Bringing Back the Disposable Camera

Looking back on this past year I can name 5 instances where myself or someone I know has used a disposable camera.  Digital cameras have been common since the mid-1990s, so why is the disposable camera still around? It’s not convenient, and the pictures look different.  I’ll start by explaining why I bought them.

  • They’re cheap: when I endeavored on events such as camping trips, studying abroad in Ecuador and the Galapagos, and working on a field site in St. John’s, the disposable camera seemed more practical.  If I dropped it, got it wet, or lost it, it didn’t matter.  So I lost a few pictures and ten dollars, it wasn’t the end of the world.  Had any of these events happened with my nicer, high-quality digital camera or phone, I would have a lot of explaining to do to my parents.
  • The second reason is that they look cool.  They don’t have the high-quality of the digital camera and the color is a little off.  But this is why people like them.  The prints have an old-fashioned look to them, and while this look can be applied with a filter in photoshop or on Instagram, it seems less superficial this way.

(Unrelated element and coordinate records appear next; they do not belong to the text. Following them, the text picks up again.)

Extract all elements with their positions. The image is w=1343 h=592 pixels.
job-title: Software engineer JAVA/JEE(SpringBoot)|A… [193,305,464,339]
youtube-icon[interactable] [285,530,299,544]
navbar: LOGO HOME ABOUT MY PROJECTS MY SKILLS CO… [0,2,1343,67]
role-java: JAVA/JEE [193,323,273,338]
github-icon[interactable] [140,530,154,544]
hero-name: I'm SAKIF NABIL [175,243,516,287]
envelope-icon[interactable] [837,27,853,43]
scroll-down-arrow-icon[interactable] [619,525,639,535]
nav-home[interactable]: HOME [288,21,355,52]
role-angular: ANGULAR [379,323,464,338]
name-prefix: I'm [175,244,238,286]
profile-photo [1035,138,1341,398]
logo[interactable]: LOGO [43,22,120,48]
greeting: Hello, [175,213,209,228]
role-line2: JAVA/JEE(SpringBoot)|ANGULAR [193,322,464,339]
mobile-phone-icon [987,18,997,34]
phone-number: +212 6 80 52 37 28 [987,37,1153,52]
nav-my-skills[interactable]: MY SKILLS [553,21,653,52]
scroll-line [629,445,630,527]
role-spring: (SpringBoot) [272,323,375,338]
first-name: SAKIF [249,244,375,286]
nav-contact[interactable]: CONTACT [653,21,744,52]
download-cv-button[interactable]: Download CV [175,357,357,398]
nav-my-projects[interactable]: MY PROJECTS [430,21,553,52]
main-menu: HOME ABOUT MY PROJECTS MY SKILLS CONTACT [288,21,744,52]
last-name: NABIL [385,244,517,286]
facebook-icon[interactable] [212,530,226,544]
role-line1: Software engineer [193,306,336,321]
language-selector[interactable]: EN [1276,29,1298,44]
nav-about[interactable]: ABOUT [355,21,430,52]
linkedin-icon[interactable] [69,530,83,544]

So sure, I still get the pictures put onto a disk so I can upload them to my computer and then to Facebook, the inconvenience of prints isn’t lost on me. And with developing technologies such as the Go-Pro camera which is pretty much indestructible, conveniences that the digital camera provides may be phased out completely.  However, I think that even in the most digital age theres always something to be said for being old-fashioned.